Monday 16 November 2009

Find True Happiness: Interview for Oprah.com


On Friday this week I will wrap up another Be Happy 8-week happiness course, held in London, UK. The end of the program always feels bittersweet to me. I am already grieving and I am so grateful for the journey we have been on. And it’s not over yet!

For the last eight weeks a group of fifty people have participated in a deep inquiry into life’s #1 goal: happiness. The theme for this year has been, giving up the search for happiness. In particular, we have explored the difference between “searching for happiness” and “following your joy.” The “searching” paradigm takes you outside of yourself and focuses forever on the future; the “following” paradigm helps you to meet yourself and to live more fully in the present tense.

Over eight weeks we have worked our way through a series of workshops, home study modules, daily e-mails, and have also participated on an online discussion board. We have explored the #1 Happiness Principle, The Self-Acceptance Formula, Healing Unhappiness, The Happiness Scale, 100 Gratitudes, the Receiving Meditation, the Forgiveness Principle, our Family Story about happiness, and much more. It has been a rich inquiry, and I am grateful to everyone who has participated.

Stephanie Mitchell for Oprah.com interviewed me recently about the Be Happy 8-week program. Her article is entitled Find True Happiness. In the interview Stephanie outlines ten ways to be a finder, not a searcher. She captures the spirit of my work very well.

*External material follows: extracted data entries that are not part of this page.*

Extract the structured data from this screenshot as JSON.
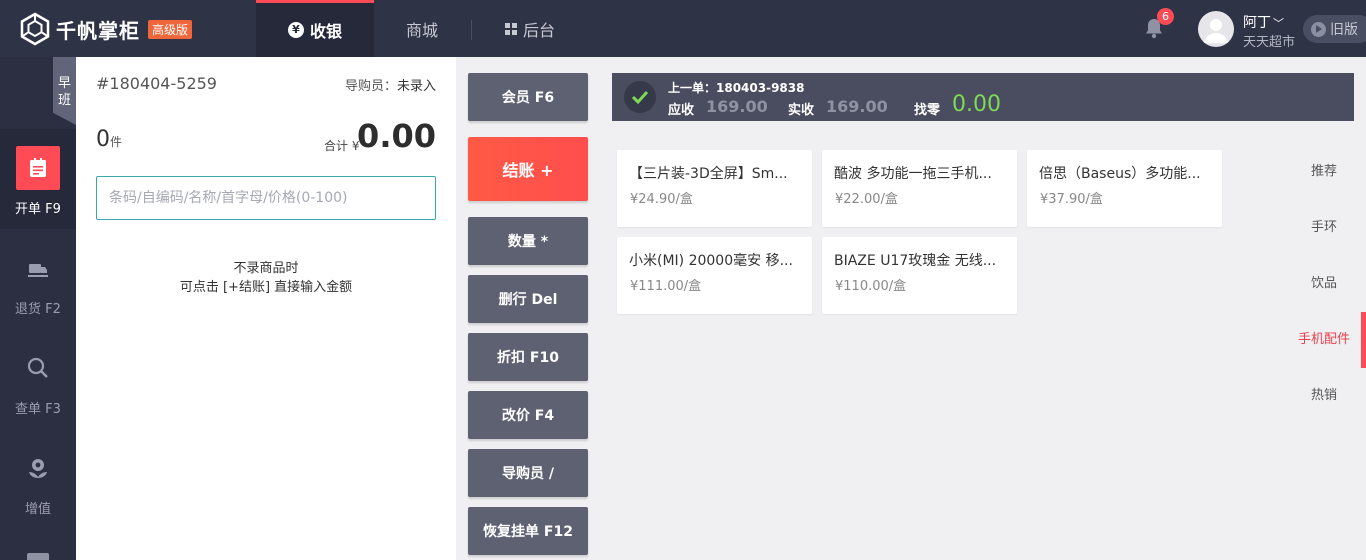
{
  "header": {
    "logo_text": "千帆掌柜",
    "edition": "高级版",
    "tabs": [
      {
        "label": "收银",
        "icon": "coin-icon"
      },
      {
        "label": "商城"
      },
      {
        "label": "后台",
        "icon": "grid-icon"
      }
    ],
    "notification_count": "6",
    "user_name": "阿丁",
    "store_name": "天天超市",
    "old_version": "旧版",
    "accent_color": "#ff4b55"
  },
  "sidebar": {
    "shift": "早班",
    "items": [
      {
        "label": "开单 F9",
        "icon": "order-icon"
      },
      {
        "label": "退货 F2",
        "icon": "return-truck-icon"
      },
      {
        "label": "查单 F3",
        "icon": "search-icon"
      },
      {
        "label": "增值",
        "icon": "flower-icon"
      }
    ]
  },
  "order": {
    "number": "#180404-5259",
    "guide_label": "导购员：",
    "guide_value": "未录入",
    "count": "0",
    "count_unit": "件",
    "total_label": "合计 ¥",
    "total": "0.00",
    "search_placeholder": "条码/自编码/名称/首字母/价格(0-100)",
    "hint_line1": "不录商品时",
    "hint_line2": "可点击 [+结账] 直接输入金额"
  },
  "actions": {
    "member": "会员 F6",
    "checkout": "结账 +",
    "quantity": "数量 *",
    "delete_row": "删行 Del",
    "discount": "折扣 F10",
    "change_price": "改价 F4",
    "salesperson": "导购员 /",
    "restore": "恢复挂单 F12"
  },
  "last_order": {
    "title": "上一单：180403-9838",
    "receivable_label": "应收",
    "receivable": "169.00",
    "received_label": "实收",
    "received": "169.00",
    "change_label": "找零",
    "change": "0.00"
  },
  "products": [
    {
      "name": "【三片装-3D全屏】Sm...",
      "price": "¥24.90/盒"
    },
    {
      "name": "酷波 多功能一拖三手机...",
      "price": "¥22.00/盒"
    },
    {
      "name": "倍思（Baseus）多功能...",
      "price": "¥37.90/盒"
    },
    {
      "name": "小米(MI) 20000毫安 移...",
      "price": "¥111.00/盒"
    },
    {
      "name": "BIAZE U17玫瑰金 无线...",
      "price": "¥110.00/盒"
    }
  ],
  "categories": [
    {
      "label": "推荐"
    },
    {
      "label": "手环"
    },
    {
      "label": "饮品"
    },
    {
      "label": "手机配件"
    },
    {
      "label": "热销"
    }
  ]
}
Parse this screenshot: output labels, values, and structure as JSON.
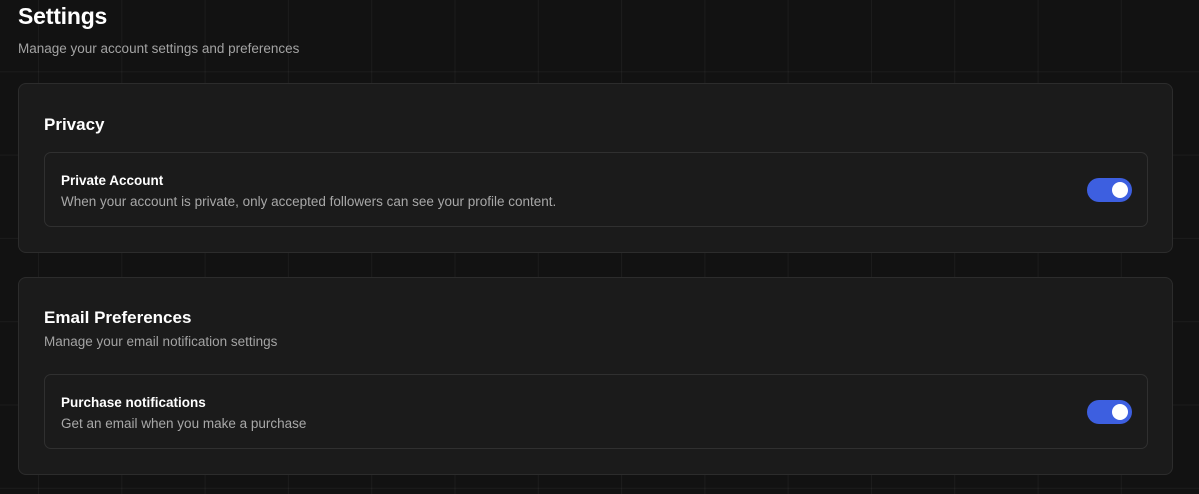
{
  "header": {
    "title": "Settings",
    "subtitle": "Manage your account settings and preferences"
  },
  "privacy": {
    "title": "Privacy",
    "items": [
      {
        "label": "Private Account",
        "description": "When your account is private, only accepted followers can see your profile content.",
        "enabled": true
      }
    ]
  },
  "email": {
    "title": "Email Preferences",
    "description": "Manage your email notification settings",
    "items": [
      {
        "label": "Purchase notifications",
        "description": "Get an email when you make a purchase",
        "enabled": true
      }
    ]
  },
  "colors": {
    "accent": "#3d5fe0",
    "background": "#121212",
    "card": "#1b1b1b"
  }
}
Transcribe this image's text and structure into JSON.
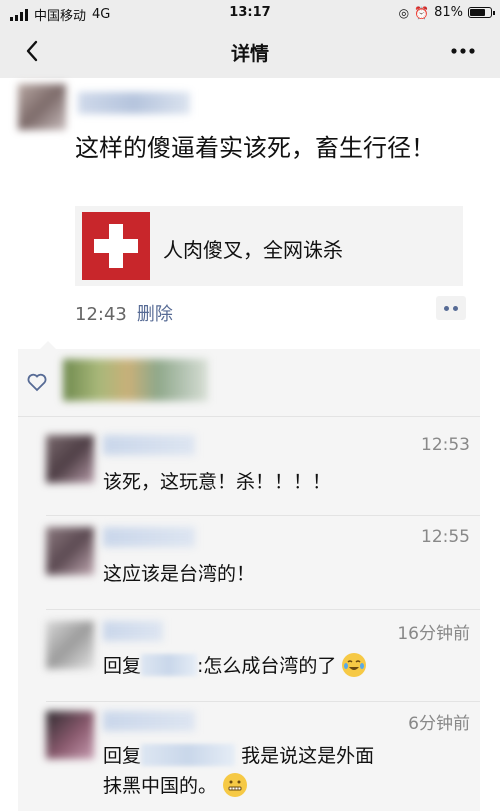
{
  "status_bar": {
    "carrier": "中国移动",
    "network": "4G",
    "time": "13:17",
    "battery": "81%",
    "battery_level": 0.81
  },
  "nav": {
    "title": "详情",
    "back_icon": "chevron-left-icon",
    "more_icon": "more-dots-icon"
  },
  "post": {
    "text": "这样的傻逼着实该死，畜生行径！",
    "link_card_title": "人肉傻叉，全网诛杀",
    "time": "12:43",
    "delete_label": "删除"
  },
  "comments": [
    {
      "time": "12:53",
      "text": "该死，这玩意！杀！！！！"
    },
    {
      "time": "12:55",
      "text": "这应该是台湾的！"
    },
    {
      "time": "16分钟前",
      "prefix": "回复",
      "text": ":怎么成台湾的了"
    },
    {
      "time": "6分钟前",
      "prefix": "回复",
      "text": "我是说这是外面",
      "text2": "抹黑中国的。"
    }
  ],
  "colors": {
    "link_blue": "#576b95",
    "bar_bg": "#ededed",
    "comment_bg": "#f5f5f5",
    "card_red": "#c8262b"
  }
}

The next Be Happy 8-week course will be held in London, in October-November 2010. You can book your place now.

Monday 2 November 2009

In Search of Optimism by Ben Renshaw, 2nd November, 2009


The Happiness Project receives countless invitations from the press to contribute to features on happiness, relationships and success. However, the call we got from Helen at the Evening Standard was a particularly challenging request: coach a cynical journalist to become optimistic in 7 days. Enjoying a challenge I agreed to meet and get to work. Our first conversation was held at Helen’s impressive home in the heart of Notting Hill. It was a good reminder that material possessions don’t necessarily translate to a sunny disposition. We sat down to a delicious dinner and were joined by her teenage son who was on the verge of going back to boarding school following the summer holidays.

The initial conversation revolved around her son and the difficulties of succeeding in an academic environment when your natural strengths lie in having a more creative and intuitive outlook. In particular we focused on the potential impact of needing to achieve a grade in one subject that could determine future university possibilities. He was initially putting most of his eggs in one basket and was experiencing anxiety about not getting the required grade. We explored how different mindsets could affect his behaviour, and eventually he was able to recognise that by taking a broader approach and keeping his options open it would enable him to perform better. I shared with him the idea that, ‘Optimism is not positive thinking, it is the willingness to explore new ways of looking at things to arrive at a creative solution.’

He then headed off to complete his homework and our conversation then touched on a variety of daily challenges for Helen including how to complete deadlines for work, manage difficult relationships with editors, have the courage to only take on work that truly inspires and handle the feelings of having both her sons return back to boarding school. Helen described herself as a pessimist and initially rallied against the idea of applying optimism to these difficulties. Upon further exploration we got down to the heart of the resistance, which was a misunderstanding about what is optimism.


It is very common for people to think that optimism is simply ‘positive thinking’. However, as Tal Ben-Shar a professor who teaches the very popular positive psychology course at Harvard University says, “Optimalists are not those who believe everything happens for the best, but those who make the best of everything that happens.”

I set Helen some simple tasks to complete the following week:

1. Each day ask the question, ‘What is success today?’ This is the question at the heart of our sister project, Success Intelligence and lends itself to the profound inquiry of defining success in your life, work and relationships.

2. Keep a ‘gratitude diary’. This exercise is at the centre of the Happiness Project and encourages us to start truly appreciating the gift of being alive.

3. Commit to self-acceptance. This exercise can be the most challenging. The majority of us are experts at putting ourselves down and judging ourselves harshly. Self-acceptance is the art of extending compassion and non-judgment to ourselves so that we are able to manage situations in a more constructive way.

4. Observe your thoughts. We use an analogy at the Happiness Project that thoughts are like buses. Just because a bus passes by it doesn’t mean you have to get on it. Psychologists estimate that we think approx. 40,000 thoughts a day. Just because we are having a thought doesn’t mean we have to act on it, or believe it.

I must say I was surprised when Helen’s article hit the press to discover that there appeared to be a profound shift in her outlook. As she put it, “Perhaps the greatest insight I gained was that thoughts, no matter how terrifying, are just thoughts.”